New Hampshire is such a place for me.  I grew up in the Deep South, in woods thick with creeping vines and crawling creatures, humidity that prohibited sweat, and accents tinged with courtesy and condescension toward those not privileged enough to consider Dixie their land of birth.  Yet, I fell in love with New Hampshire before I saw her, through her lore of fishermen and lumberjacks, her history of rebellion and independence, that marvelous motto of "Live Free or Die", a sentiment very simpatico to a born Southerner who now resides in South Carolina.  

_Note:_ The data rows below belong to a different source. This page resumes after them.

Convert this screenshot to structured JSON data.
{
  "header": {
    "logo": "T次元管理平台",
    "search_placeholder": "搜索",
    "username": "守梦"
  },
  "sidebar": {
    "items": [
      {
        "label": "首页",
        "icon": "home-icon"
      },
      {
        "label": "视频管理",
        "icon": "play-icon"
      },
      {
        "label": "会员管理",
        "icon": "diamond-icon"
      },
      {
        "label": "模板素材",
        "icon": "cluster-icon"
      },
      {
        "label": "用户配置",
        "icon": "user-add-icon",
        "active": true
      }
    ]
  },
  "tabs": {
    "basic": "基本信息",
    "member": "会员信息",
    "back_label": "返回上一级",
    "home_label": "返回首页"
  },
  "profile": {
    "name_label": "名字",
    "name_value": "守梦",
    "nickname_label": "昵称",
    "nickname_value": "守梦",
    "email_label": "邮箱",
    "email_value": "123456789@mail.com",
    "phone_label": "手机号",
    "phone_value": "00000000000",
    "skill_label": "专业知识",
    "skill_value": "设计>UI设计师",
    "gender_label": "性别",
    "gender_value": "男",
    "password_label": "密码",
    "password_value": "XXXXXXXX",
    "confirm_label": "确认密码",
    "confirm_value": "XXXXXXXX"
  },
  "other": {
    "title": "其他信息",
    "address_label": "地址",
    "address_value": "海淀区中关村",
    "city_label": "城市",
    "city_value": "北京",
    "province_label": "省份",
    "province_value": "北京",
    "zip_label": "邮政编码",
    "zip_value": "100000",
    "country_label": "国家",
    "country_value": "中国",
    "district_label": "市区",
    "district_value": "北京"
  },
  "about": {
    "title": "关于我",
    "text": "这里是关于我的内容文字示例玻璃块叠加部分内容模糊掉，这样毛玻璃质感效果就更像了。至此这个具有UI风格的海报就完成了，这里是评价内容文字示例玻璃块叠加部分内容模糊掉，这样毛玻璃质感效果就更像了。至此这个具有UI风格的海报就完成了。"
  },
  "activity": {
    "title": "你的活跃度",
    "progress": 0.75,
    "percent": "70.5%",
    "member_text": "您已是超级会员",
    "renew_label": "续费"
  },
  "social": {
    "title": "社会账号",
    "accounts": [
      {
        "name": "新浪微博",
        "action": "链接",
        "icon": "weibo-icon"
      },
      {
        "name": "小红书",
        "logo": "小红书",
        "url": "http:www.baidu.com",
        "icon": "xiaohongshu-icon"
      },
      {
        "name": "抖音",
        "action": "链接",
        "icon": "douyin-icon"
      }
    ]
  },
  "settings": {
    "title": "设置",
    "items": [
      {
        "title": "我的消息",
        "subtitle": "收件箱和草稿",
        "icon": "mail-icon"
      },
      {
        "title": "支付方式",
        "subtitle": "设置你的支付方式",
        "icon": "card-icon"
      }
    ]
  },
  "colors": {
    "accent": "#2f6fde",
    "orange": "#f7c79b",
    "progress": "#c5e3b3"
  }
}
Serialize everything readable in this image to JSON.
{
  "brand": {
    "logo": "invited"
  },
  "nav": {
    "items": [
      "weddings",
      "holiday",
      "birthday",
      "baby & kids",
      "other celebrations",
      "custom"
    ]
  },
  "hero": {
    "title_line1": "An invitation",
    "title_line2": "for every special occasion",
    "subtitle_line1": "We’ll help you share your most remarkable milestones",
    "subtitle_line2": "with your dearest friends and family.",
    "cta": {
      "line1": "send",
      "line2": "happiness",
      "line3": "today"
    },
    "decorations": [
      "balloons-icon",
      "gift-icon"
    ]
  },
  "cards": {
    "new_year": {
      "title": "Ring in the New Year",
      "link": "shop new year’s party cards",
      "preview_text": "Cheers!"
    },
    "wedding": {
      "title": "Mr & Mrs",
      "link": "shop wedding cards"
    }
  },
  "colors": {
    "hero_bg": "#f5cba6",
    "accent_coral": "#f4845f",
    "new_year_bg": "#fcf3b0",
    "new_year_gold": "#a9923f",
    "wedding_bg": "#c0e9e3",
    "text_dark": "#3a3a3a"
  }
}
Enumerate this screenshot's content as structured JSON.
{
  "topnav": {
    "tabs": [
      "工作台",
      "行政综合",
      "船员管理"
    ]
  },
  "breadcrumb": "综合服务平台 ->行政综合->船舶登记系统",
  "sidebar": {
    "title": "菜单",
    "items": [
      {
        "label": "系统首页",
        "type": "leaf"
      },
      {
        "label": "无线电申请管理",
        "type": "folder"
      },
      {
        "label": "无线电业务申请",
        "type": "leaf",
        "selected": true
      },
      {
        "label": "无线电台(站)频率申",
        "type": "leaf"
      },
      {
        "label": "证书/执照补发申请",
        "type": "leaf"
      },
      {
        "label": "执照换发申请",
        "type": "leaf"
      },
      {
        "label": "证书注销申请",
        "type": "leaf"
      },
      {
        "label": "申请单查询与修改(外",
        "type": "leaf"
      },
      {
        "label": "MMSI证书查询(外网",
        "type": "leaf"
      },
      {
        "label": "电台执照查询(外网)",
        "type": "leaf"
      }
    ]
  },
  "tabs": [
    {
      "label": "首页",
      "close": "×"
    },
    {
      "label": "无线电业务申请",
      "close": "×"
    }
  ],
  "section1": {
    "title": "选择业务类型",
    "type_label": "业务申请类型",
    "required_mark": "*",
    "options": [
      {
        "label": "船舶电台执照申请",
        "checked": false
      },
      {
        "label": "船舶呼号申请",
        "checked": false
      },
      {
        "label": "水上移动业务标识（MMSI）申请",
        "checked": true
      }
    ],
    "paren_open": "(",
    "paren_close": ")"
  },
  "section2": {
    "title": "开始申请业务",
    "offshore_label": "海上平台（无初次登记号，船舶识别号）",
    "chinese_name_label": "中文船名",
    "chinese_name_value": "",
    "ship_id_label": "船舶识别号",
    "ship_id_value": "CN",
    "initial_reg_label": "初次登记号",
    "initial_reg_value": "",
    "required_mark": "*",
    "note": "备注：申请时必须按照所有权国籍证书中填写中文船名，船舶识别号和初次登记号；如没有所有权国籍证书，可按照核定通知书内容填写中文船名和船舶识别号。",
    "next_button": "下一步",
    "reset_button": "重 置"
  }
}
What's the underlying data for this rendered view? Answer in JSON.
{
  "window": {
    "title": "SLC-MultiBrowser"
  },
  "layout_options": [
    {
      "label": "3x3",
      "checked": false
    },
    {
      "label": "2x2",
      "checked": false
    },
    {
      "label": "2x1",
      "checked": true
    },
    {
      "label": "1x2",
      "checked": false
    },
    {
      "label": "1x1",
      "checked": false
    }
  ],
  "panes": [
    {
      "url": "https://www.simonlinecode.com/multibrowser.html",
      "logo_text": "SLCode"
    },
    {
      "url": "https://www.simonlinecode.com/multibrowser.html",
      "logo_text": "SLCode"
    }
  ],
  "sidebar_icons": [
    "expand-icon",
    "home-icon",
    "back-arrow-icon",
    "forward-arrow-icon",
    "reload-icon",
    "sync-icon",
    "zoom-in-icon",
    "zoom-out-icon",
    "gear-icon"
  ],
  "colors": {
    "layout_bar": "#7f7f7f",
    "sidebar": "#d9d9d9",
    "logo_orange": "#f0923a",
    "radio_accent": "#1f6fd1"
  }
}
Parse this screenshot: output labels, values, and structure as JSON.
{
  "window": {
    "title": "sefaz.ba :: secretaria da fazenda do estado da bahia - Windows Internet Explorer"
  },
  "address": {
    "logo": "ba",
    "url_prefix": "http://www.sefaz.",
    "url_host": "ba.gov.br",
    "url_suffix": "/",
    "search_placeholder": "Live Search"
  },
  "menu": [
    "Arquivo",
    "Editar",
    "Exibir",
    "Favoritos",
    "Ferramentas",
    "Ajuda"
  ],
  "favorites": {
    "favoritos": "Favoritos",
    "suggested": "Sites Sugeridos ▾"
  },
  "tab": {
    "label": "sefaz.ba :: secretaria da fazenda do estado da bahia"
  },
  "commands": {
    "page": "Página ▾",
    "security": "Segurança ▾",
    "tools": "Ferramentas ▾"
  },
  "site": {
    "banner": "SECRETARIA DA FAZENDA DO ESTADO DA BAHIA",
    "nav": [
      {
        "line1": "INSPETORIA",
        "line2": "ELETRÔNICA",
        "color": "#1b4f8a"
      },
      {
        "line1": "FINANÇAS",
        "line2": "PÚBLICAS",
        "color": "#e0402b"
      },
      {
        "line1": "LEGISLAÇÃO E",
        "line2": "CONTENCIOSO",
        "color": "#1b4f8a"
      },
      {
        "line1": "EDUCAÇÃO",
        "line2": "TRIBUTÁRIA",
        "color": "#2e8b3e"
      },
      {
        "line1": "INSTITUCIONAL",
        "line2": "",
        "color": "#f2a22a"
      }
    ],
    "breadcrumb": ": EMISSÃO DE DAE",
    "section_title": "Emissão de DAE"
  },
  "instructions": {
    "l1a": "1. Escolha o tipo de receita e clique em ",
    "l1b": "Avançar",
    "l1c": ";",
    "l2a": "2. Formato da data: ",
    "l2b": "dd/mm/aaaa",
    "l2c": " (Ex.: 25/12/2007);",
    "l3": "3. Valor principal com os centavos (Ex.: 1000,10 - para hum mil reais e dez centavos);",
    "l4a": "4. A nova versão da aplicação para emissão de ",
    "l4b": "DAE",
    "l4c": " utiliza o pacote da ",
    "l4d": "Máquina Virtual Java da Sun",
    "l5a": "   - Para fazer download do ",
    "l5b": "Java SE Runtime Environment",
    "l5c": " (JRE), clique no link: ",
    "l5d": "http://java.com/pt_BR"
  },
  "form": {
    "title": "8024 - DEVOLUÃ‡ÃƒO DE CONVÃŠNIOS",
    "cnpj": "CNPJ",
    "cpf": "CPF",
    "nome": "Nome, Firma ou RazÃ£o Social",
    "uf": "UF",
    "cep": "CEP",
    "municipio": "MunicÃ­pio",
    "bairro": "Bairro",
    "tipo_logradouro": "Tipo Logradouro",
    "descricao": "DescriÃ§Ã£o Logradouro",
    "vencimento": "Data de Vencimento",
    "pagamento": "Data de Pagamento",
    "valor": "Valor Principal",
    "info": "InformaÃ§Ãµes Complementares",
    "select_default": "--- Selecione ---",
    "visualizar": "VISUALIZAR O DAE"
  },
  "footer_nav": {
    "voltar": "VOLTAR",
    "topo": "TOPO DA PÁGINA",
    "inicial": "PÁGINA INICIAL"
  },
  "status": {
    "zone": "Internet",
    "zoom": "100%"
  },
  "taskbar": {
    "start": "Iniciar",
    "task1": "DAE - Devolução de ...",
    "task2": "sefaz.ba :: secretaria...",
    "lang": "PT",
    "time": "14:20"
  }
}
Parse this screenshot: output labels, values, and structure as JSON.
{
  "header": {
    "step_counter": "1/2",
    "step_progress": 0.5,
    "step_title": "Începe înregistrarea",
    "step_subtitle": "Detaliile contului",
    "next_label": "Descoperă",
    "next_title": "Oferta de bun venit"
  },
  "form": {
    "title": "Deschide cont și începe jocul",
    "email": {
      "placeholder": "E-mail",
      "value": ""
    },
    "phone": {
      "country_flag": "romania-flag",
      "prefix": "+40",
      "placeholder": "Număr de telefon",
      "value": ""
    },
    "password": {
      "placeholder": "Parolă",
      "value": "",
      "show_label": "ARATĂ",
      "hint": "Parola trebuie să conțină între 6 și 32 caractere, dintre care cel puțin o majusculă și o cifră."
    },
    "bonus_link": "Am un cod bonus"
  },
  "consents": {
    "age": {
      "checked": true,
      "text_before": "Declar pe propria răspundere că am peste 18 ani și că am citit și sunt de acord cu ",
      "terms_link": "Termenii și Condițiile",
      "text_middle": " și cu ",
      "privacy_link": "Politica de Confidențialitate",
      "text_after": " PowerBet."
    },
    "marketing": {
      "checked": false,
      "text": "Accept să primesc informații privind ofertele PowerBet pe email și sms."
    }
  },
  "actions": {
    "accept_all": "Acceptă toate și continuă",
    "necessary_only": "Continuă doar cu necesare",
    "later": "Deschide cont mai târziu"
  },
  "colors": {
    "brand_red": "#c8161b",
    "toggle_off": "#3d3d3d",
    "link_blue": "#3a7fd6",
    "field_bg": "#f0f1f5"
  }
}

Then I met her, this land that held my husband's heart.  I saw her lakes and her share of that rocky coastline.  I visited the places that solicited the remark "yah can't get theyeh from heyeh", I recognized kindred spirits in those outside of the "checkmark",  towns that hold to ideals and values long abandoned by our progressive world.  I was thrilled when we moved to New Hampshire, and heartbroken when we left, saying my goodbyes to not just friends and family, but to the land itself, particularly to the mountains that saw us for so much of the summer and fall each year we were there. 

Those of you who are familiar with the White Mountains of New Hampshire may remember the Old Man in the Mountain, that craggy face that was carved of glaciers, and was very much a symbol of the state and its people.  Daniel Webster once said,  "Men hang out their signs indicative of their respective trades; shoemakers hang out a gigantic shoe; jewelers a monster watch, and the dentist hangs out a gold tooth; but in the mountains of New Hampshire, God Almighty has hung out a sign to show that there He makes men."

I can attest to that.  It was New Hampshire that defined the men of my husband's family, giving them the same craggy features as that of the famous rock formation, the wind giving them a ruddy complexion, their eyes as deep and fathomless as the lakes they built their homes around.  They married women of similar nature, supportive and strong, defensive of their own to the point of cruelty, but just as selfless with their own energies and gifts.  These were not men  to be trifled with, nothing foolish here, nothing that would yield to less than the ideal.  

The world changed.  They chose not to.   They worked with their hands, their eyes and their hearts. They felled trees and planted them, farmed the land in small rocky fields, shaped metal, fought for their country and kept a clear conscience throughout.  They owed no man anything and sought only to leave a better world for their children and to serve a God that they knew well.  He was a kindred spirit to them, this Creator of men, forever unchanging, worshipped in a variety of ways by each of them, loved nonetheless by them all.   

The last of these men left us last week.  May he rest in peace with his brothers and his God.   May he be there to welcome us, with the strength we relied upon evident once more in the body that had finally failed him, his eyes clear and his nature gentle, making God's heaven infinitely better than it was before he arrived. 

The Old Man of the Mountain fell a few years ago...we grieved for that rock, too.   Perhaps it is a sign that God no longer makes such men, and the world is a lesser place for it, even in the places we love.